I knew I wanted to give my children as wonderful a childhood as I enjoyed but it’s not as easy as I thought it would be. We moved to Colonsay from Edinburgh just before Sally was born but after a couple of years we moved back to the city.
“Sally playing on the beach on Colonsay”
Although I loved living on Colonsay as a child I didn’t enjoy it as an adult. I missed my career and my friends on the mainland and I could see that my children were missing out on certain things. Things like swimming lessons and ballet which have become important to them since we left Colonsay and which I longed to do as a child. Their social network on Colonsay was limited. Now they have so many school friends I can’t keep up with all their names. I can see that they have a good life living where we do. I’ve had to learn to accept that there can be more than one perfect childhood. Just because something was ideal for my parents doesn’t mean it is ideal for me. My children still spend a lot of time on Colonsay. Most of our holidays are spent there. They know so many people on the island and are definitely part of the community. But they are part of a separate community on the mainland too.

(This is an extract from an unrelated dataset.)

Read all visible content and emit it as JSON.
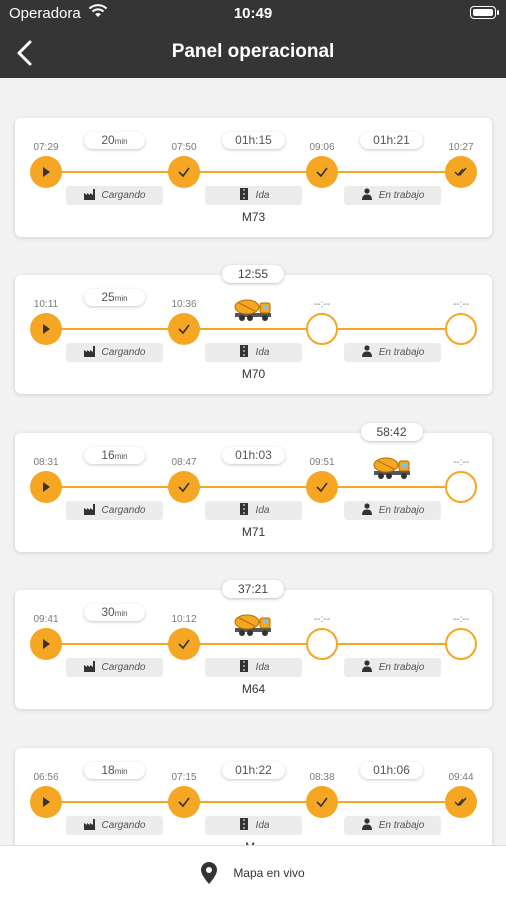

I try so hard to talk to my girls the way my parents spoke to me. As though they are sensible, sentient human beings whose opinions are worth seeking. I don’t always find it easy though. My parents are so patient – me less so. I feel so cross with myself sometimes when I grump at my girls, I work full-time and my time with them is precious. It’s not fair to spend that time being at cross with them because I’m tired or because the house isn’t tidy enough.

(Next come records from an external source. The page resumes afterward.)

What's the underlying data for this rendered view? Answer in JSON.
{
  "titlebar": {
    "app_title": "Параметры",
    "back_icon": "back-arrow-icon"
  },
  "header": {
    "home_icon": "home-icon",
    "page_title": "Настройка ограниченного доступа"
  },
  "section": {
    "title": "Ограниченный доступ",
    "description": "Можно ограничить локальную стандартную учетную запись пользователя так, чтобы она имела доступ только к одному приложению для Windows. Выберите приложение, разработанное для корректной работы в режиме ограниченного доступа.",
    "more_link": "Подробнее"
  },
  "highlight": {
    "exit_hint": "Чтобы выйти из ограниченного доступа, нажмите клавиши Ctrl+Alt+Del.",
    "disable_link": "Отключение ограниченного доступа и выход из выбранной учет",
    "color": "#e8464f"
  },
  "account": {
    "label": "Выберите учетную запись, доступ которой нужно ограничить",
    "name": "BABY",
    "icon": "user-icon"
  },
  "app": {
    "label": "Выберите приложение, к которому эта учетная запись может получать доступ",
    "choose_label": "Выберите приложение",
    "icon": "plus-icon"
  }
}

Because I work so much and because we have chosen to live on the mainland I sometimes feel that I should give in to every request and whim my children express. They should be having gymnastics and Highland dancing lessons along with the ballet and tap that they already have. They should be having piano and recorder and martial arts lessons, we should say yes to every play date and party invitation, to every request for new toys or sweets. Of course that’s not practical. I also want my girls to know that resources are finite. That sometimes you have to work for things and that ultimately you can’t have everything you want.
I’m so proud of my little girls. They are inquisitive, intelligent, kind and thoughtful. They both have amazing imaginations and they are learning to play together and forming a bond that I hope they will carry with them into adulthood.

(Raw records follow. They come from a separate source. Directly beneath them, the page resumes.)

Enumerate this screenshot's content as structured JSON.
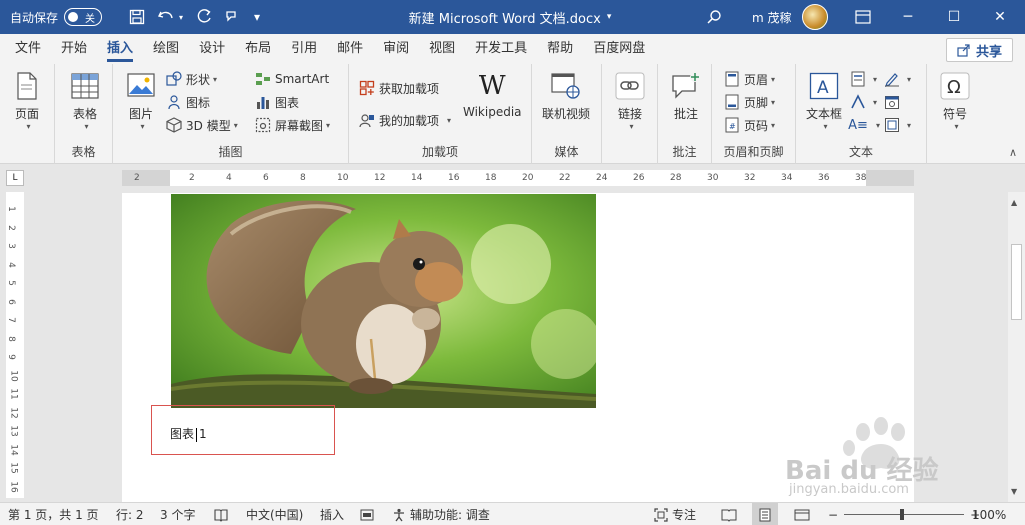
{
  "titlebar": {
    "autosave_label": "自动保存",
    "autosave_state": "关",
    "doc_title": "新建 Microsoft Word 文档.docx",
    "user_name": "m 茂稼",
    "ribbon_display_label": "",
    "accent_color": "#2b579a"
  },
  "tabs": [
    "文件",
    "开始",
    "插入",
    "绘图",
    "设计",
    "布局",
    "引用",
    "邮件",
    "审阅",
    "视图",
    "开发工具",
    "帮助",
    "百度网盘"
  ],
  "active_tab": "插入",
  "share_label": "共享",
  "ribbon": {
    "pages": {
      "button": "页面",
      "group": ""
    },
    "tables": {
      "button": "表格",
      "group": "表格"
    },
    "illustrations": {
      "group": "插图",
      "picture": "图片",
      "shapes": "形状",
      "icons": "图标",
      "model3d": "3D 模型",
      "smartart": "SmartArt",
      "chart": "图表",
      "screenshot": "屏幕截图"
    },
    "addins": {
      "group": "加载项",
      "get_addins": "获取加载项",
      "my_addins": "我的加载项",
      "wikipedia": "Wikipedia"
    },
    "media": {
      "group": "媒体",
      "online_video": "联机视频"
    },
    "links": {
      "button": "链接"
    },
    "comments": {
      "group": "批注",
      "button": "批注"
    },
    "header_footer": {
      "group": "页眉和页脚",
      "header": "页眉",
      "footer": "页脚",
      "page_number": "页码"
    },
    "text": {
      "group": "文本",
      "textbox": "文本框"
    },
    "symbols": {
      "button": "符号"
    }
  },
  "ruler_ticks": [
    "2",
    "2",
    "4",
    "6",
    "8",
    "10",
    "12",
    "14",
    "16",
    "18",
    "20",
    "22",
    "24",
    "26",
    "28",
    "30",
    "32",
    "34",
    "36",
    "38"
  ],
  "vruler_ticks": [
    "1",
    "2",
    "3",
    "4",
    "5",
    "6",
    "7",
    "8",
    "9",
    "10",
    "11",
    "12",
    "13",
    "14",
    "15",
    "16"
  ],
  "document": {
    "caption_label": "图表",
    "caption_number": "1"
  },
  "statusbar": {
    "page": "第 1 页，共 1 页",
    "line": "行: 2",
    "chars": "3 个字",
    "language": "中文(中国)",
    "mode": "插入",
    "accessibility": "辅助功能: 调查",
    "focus": "专注",
    "zoom": "100%"
  },
  "watermark": {
    "brand": "Bai du 经验",
    "url": "jingyan.baidu.com"
  }
}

I’m growing to accept that there is no such thing as a perfect childhood, nor a perfect parent. All we can do is our best. If we treat our children with love and respect, set them clear boundaries and appreciate their concerns then hopefully they will turn into happy young woman who look back as fondly on their childhood as I do mine.
Thank you so much Morna for sharing your story with us today. It was so fun to read about your life so many hours away from us in Scotland and be able to identify with you as a mother.